Ждёшь пять минут. Вода в душе всё шумит.

Ждёшь восемь минут. Вода в душе всё шумит.

Ты встаёшь и сам наливаешь два стакана чая. Садишься и ждёшь дальше.

Вода в душе всё шумит.

Ты начинаешь пить чай в одиночку. Заедаешь его конфетами.

Когда ещё через пять минут твой стакан уже пуст, а вода в душе всё шумит, тебя охватывает лёгкое беспокойство.

Нина Васильевна там уже почти полчаса. Так долго она душ никогда не принимала.

Подходишь украдкой к двери в ванную и прислушиваешься. Только слышно, как по керамике стучит град капель, да шумит кран. Ничего больше.
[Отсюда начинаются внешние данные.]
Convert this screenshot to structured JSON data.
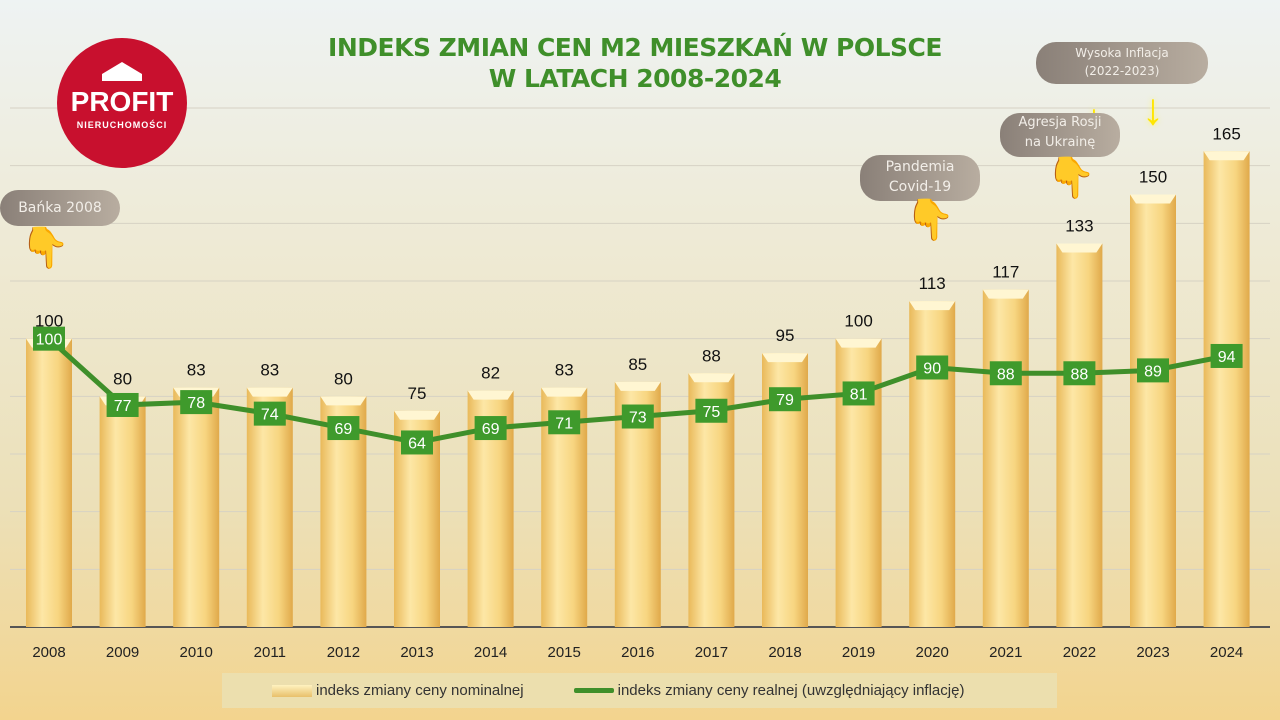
{
  "chart_data": {
    "type": "bar",
    "title": "INDEKS ZMIAN CEN M2 MIESZKAŃ W POLSCE W LATACH 2008-2024",
    "title_lines": [
      "INDEKS ZMIAN CEN M2 MIESZKAŃ W POLSCE",
      "W LATACH 2008-2024"
    ],
    "categories": [
      "2008",
      "2009",
      "2010",
      "2011",
      "2012",
      "2013",
      "2014",
      "2015",
      "2016",
      "2017",
      "2018",
      "2019",
      "2020",
      "2021",
      "2022",
      "2023",
      "2024"
    ],
    "series": [
      {
        "name": "indeks zmiany ceny nominalnej",
        "type": "bar",
        "values": [
          100,
          80,
          83,
          83,
          80,
          75,
          82,
          83,
          85,
          88,
          95,
          100,
          113,
          117,
          133,
          150,
          165
        ],
        "color": "#f0cf7c"
      },
      {
        "name": "indeks zmiany ceny realnej (uwzględniający inflację)",
        "type": "line",
        "values": [
          100,
          77,
          78,
          74,
          69,
          64,
          69,
          71,
          73,
          75,
          79,
          81,
          90,
          88,
          88,
          89,
          94
        ],
        "color": "#3f8f2a"
      }
    ],
    "ylim": [
      0,
      180
    ],
    "grid": true,
    "y_tick_labels_shown": false,
    "legend": "bottom",
    "annotations": [
      {
        "text": "Bańka 2008",
        "year": "2008",
        "icon": "pointing-hand-icon"
      },
      {
        "text": "Pandemia Covid-19",
        "lines": [
          "Pandemia",
          "Covid-19"
        ],
        "year": "2020",
        "icon": "pointing-hand-icon"
      },
      {
        "text": "Agresja Rosji na Ukrainę",
        "lines": [
          "Agresja Rosji",
          "na Ukrainę"
        ],
        "year": "2022",
        "icon": "pointing-hand-icon"
      },
      {
        "text": "Wysoka Inflacja (2022-2023)",
        "lines": [
          "Wysoka Inflacja",
          "(2022-2023)"
        ],
        "years": [
          "2022",
          "2023"
        ],
        "icon": "arrow-down-icon"
      }
    ]
  },
  "logo": {
    "brand": "PROFIT",
    "subtitle": "NIERUCHOMOŚCI",
    "color": "#c8102e"
  }
}
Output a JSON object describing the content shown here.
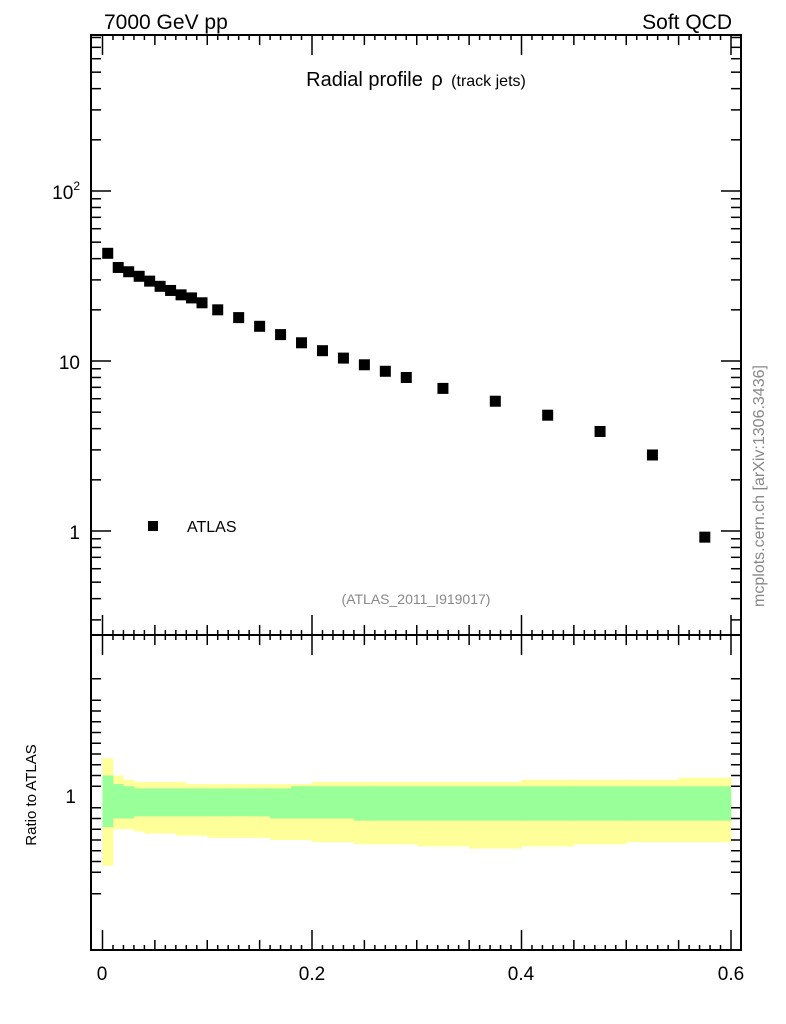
{
  "header": {
    "left": "7000 GeV pp",
    "right": "Soft QCD"
  },
  "side_label": "mcplots.cern.ch [arXiv:1306.3436]",
  "chart_data": [
    {
      "type": "scatter",
      "title": "Radial profile",
      "title_symbol": "ρ",
      "title_suffix": "(track jets)",
      "watermark": "(ATLAS_2011_I919017)",
      "yscale": "log",
      "xlim": [
        -0.01,
        0.6
      ],
      "ylim": [
        0.27,
        800
      ],
      "ytick_labels": {
        "base": "10",
        "exp": "2",
        "ten": "10",
        "one": "1"
      },
      "legend": {
        "position": "bottom-left",
        "entries": [
          "ATLAS"
        ]
      },
      "series": [
        {
          "name": "ATLAS",
          "marker": "square",
          "color": "#000000",
          "points": [
            [
              0.005,
              43
            ],
            [
              0.015,
              35.5
            ],
            [
              0.025,
              33.5
            ],
            [
              0.035,
              31.5
            ],
            [
              0.045,
              29.5
            ],
            [
              0.055,
              27.5
            ],
            [
              0.065,
              26
            ],
            [
              0.075,
              24.5
            ],
            [
              0.085,
              23.5
            ],
            [
              0.095,
              22
            ],
            [
              0.11,
              20
            ],
            [
              0.13,
              18
            ],
            [
              0.15,
              16
            ],
            [
              0.17,
              14.3
            ],
            [
              0.19,
              12.8
            ],
            [
              0.21,
              11.5
            ],
            [
              0.23,
              10.4
            ],
            [
              0.25,
              9.5
            ],
            [
              0.27,
              8.7
            ],
            [
              0.29,
              8.0
            ],
            [
              0.325,
              6.9
            ],
            [
              0.375,
              5.8
            ],
            [
              0.425,
              4.8
            ],
            [
              0.475,
              3.85
            ],
            [
              0.525,
              2.8
            ],
            [
              0.575,
              0.92
            ]
          ]
        }
      ]
    },
    {
      "type": "area",
      "ylabel": "Ratio to ATLAS",
      "ytick_labels": [
        "1"
      ],
      "xtick_labels": [
        "0",
        "0.2",
        "0.4",
        "0.6"
      ],
      "xlim": [
        -0.01,
        0.6
      ],
      "ylim": [
        0.5,
        1.5
      ],
      "reference": 1,
      "bins": [
        [
          0.0,
          0.01
        ],
        [
          0.01,
          0.02
        ],
        [
          0.02,
          0.03
        ],
        [
          0.03,
          0.04
        ],
        [
          0.04,
          0.05
        ],
        [
          0.05,
          0.06
        ],
        [
          0.06,
          0.07
        ],
        [
          0.07,
          0.08
        ],
        [
          0.08,
          0.09
        ],
        [
          0.09,
          0.1
        ],
        [
          0.1,
          0.12
        ],
        [
          0.12,
          0.14
        ],
        [
          0.14,
          0.16
        ],
        [
          0.16,
          0.18
        ],
        [
          0.18,
          0.2
        ],
        [
          0.2,
          0.22
        ],
        [
          0.22,
          0.24
        ],
        [
          0.24,
          0.26
        ],
        [
          0.26,
          0.28
        ],
        [
          0.28,
          0.3
        ],
        [
          0.3,
          0.35
        ],
        [
          0.35,
          0.4
        ],
        [
          0.4,
          0.45
        ],
        [
          0.45,
          0.5
        ],
        [
          0.5,
          0.55
        ],
        [
          0.55,
          0.6
        ]
      ],
      "stat_band": {
        "color": "#99ff99",
        "lo": [
          0.86,
          0.9,
          0.9,
          0.91,
          0.91,
          0.91,
          0.91,
          0.91,
          0.91,
          0.91,
          0.91,
          0.91,
          0.91,
          0.9,
          0.9,
          0.9,
          0.9,
          0.89,
          0.89,
          0.89,
          0.89,
          0.89,
          0.89,
          0.89,
          0.89,
          0.89
        ],
        "hi": [
          1.1,
          1.06,
          1.05,
          1.04,
          1.04,
          1.04,
          1.04,
          1.04,
          1.04,
          1.04,
          1.04,
          1.04,
          1.04,
          1.04,
          1.05,
          1.05,
          1.05,
          1.05,
          1.05,
          1.05,
          1.05,
          1.05,
          1.05,
          1.05,
          1.05,
          1.05
        ]
      },
      "syst_band": {
        "color": "#ffff99",
        "lo": [
          0.68,
          0.85,
          0.85,
          0.84,
          0.83,
          0.83,
          0.83,
          0.82,
          0.82,
          0.82,
          0.81,
          0.81,
          0.81,
          0.8,
          0.8,
          0.79,
          0.79,
          0.78,
          0.78,
          0.78,
          0.77,
          0.76,
          0.77,
          0.78,
          0.79,
          0.79
        ],
        "hi": [
          1.18,
          1.1,
          1.08,
          1.07,
          1.07,
          1.07,
          1.07,
          1.07,
          1.06,
          1.06,
          1.06,
          1.06,
          1.06,
          1.06,
          1.06,
          1.07,
          1.07,
          1.07,
          1.07,
          1.07,
          1.07,
          1.07,
          1.08,
          1.08,
          1.08,
          1.09
        ]
      }
    }
  ]
}
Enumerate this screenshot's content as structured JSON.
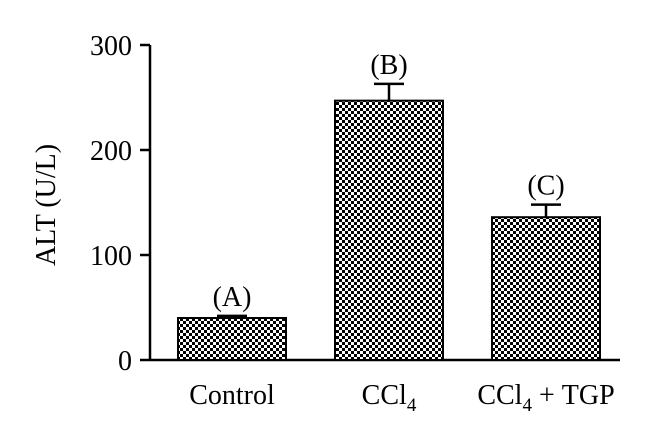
{
  "chart_data": {
    "type": "bar",
    "ylabel": "ALT (U/L)",
    "xlabel": "",
    "title": "",
    "ylim": [
      0,
      300
    ],
    "yticks": [
      0,
      100,
      200,
      300
    ],
    "categories": [
      {
        "base": "Control",
        "sub": "",
        "suffix": ""
      },
      {
        "base": "CCl",
        "sub": "4",
        "suffix": ""
      },
      {
        "base": "CCl",
        "sub": "4",
        "suffix": " + TGP"
      }
    ],
    "values": [
      40,
      247,
      136
    ],
    "errors": [
      2,
      16,
      12
    ],
    "annotations": [
      "(A)",
      "(B)",
      "(C)"
    ],
    "bar_pattern": "checkerboard",
    "colors": {
      "bar_dark": "#000000",
      "bar_light": "#ffffff",
      "axis": "#000000"
    }
  }
}
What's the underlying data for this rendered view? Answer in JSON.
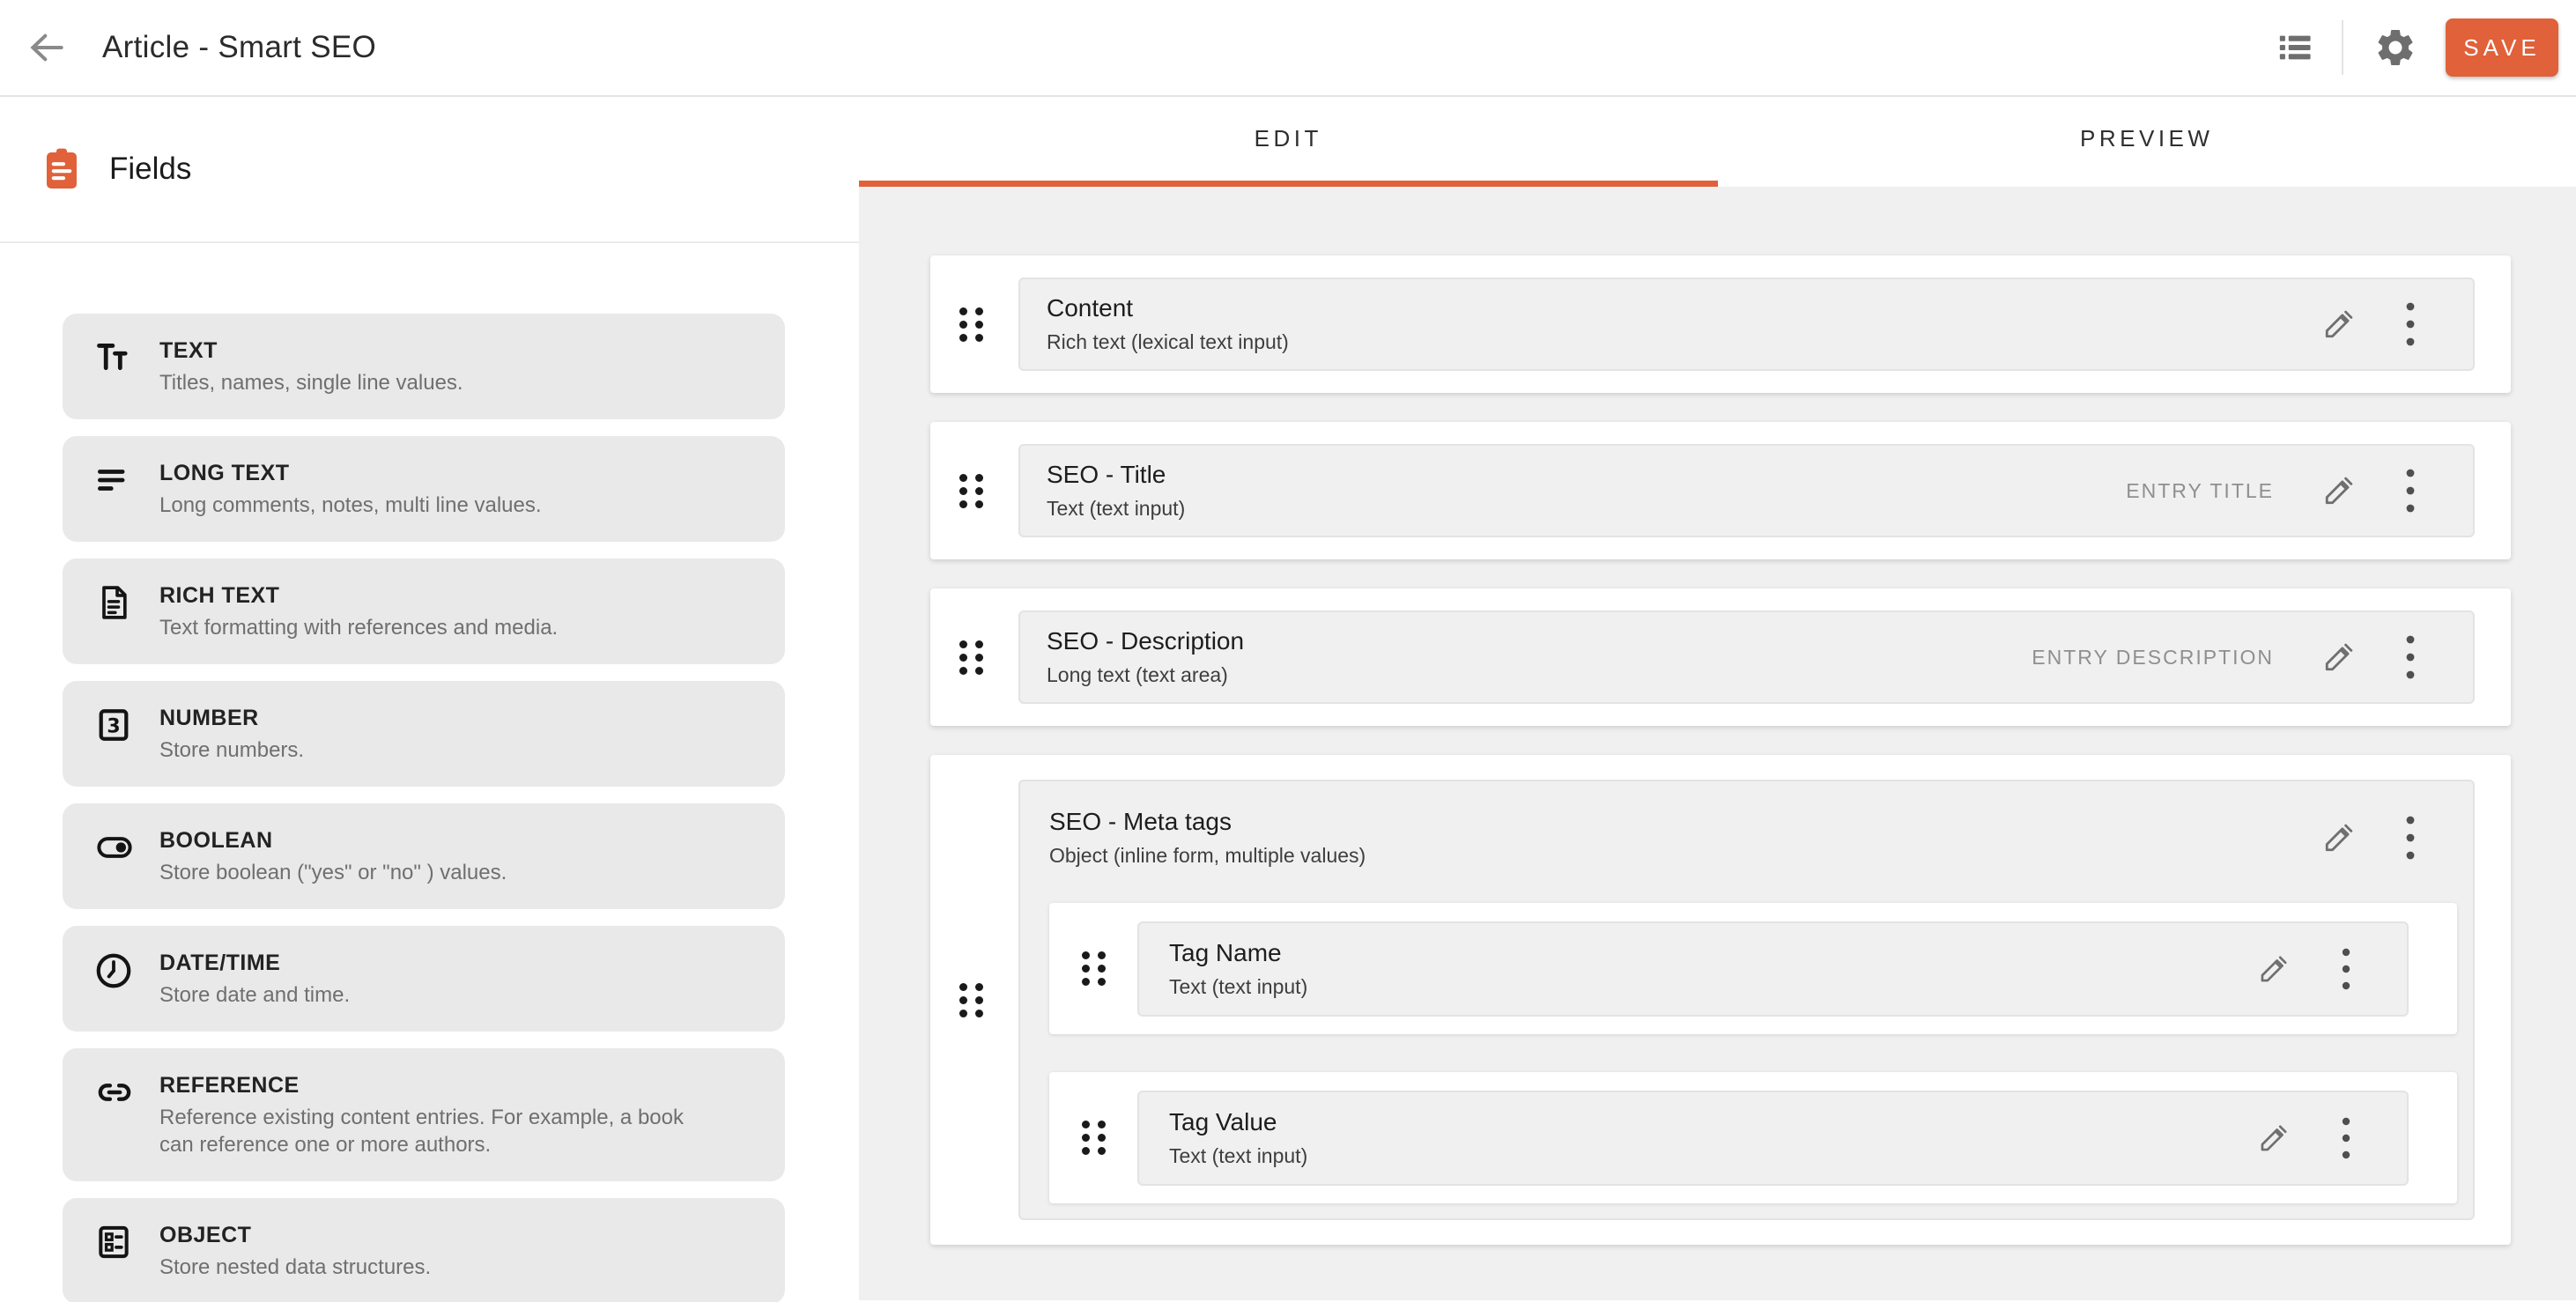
{
  "topbar": {
    "title": "Article - Smart SEO",
    "save_label": "SAVE"
  },
  "tabs": [
    {
      "label": "EDIT",
      "active": true
    },
    {
      "label": "PREVIEW",
      "active": false
    }
  ],
  "sidebar": {
    "header": "Fields",
    "items": [
      {
        "icon": "text-icon",
        "title": "TEXT",
        "desc": "Titles, names, single line values."
      },
      {
        "icon": "long-text-icon",
        "title": "LONG TEXT",
        "desc": "Long comments, notes, multi line values."
      },
      {
        "icon": "rich-text-icon",
        "title": "RICH TEXT",
        "desc": "Text formatting with references and media."
      },
      {
        "icon": "number-icon",
        "title": "NUMBER",
        "desc": "Store numbers."
      },
      {
        "icon": "boolean-icon",
        "title": "BOOLEAN",
        "desc": "Store boolean (\"yes\" or \"no\" ) values."
      },
      {
        "icon": "datetime-icon",
        "title": "DATE/TIME",
        "desc": "Store date and time."
      },
      {
        "icon": "reference-icon",
        "title": "REFERENCE",
        "desc": "Reference existing content entries. For example, a book can reference one or more authors."
      },
      {
        "icon": "object-icon",
        "title": "OBJECT",
        "desc": "Store nested data structures."
      }
    ]
  },
  "editor": {
    "fields": [
      {
        "title": "Content",
        "subtitle": "Rich text (lexical text input)",
        "badge": ""
      },
      {
        "title": "SEO - Title",
        "subtitle": "Text (text input)",
        "badge": "ENTRY TITLE"
      },
      {
        "title": "SEO - Description",
        "subtitle": "Long text (text area)",
        "badge": "ENTRY DESCRIPTION"
      },
      {
        "title": "SEO - Meta tags",
        "subtitle": "Object (inline form, multiple values)",
        "badge": "",
        "children": [
          {
            "title": "Tag Name",
            "subtitle": "Text (text input)"
          },
          {
            "title": "Tag Value",
            "subtitle": "Text (text input)"
          }
        ]
      }
    ]
  },
  "colors": {
    "accent": "#e0613a"
  }
}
Возвращаешься на кухню и наливаешь себе второй стакан чая, который уже успел слегка остыть. Чай, налитый в стакан Нины Васильевны ещё двадцать минут назад, уже и подавно остыл.

Грызёшь "морской камушек" и прислушиваешься к звукам в ванной.

Только шум воды.

Запиваешь конфеты чаем и прислушиваешься – только шум воды.

Когда допит и второй стакан чая, ты понимаешь, что так дело оставлять нельзя. Надо что-то делать.

Ты подходишь к двери в ванную и прислоняешься к ней ухом. Слышен только шум воды и крана.

В общей сложности Нина Васильевна провела там уже чуть более сорока минут.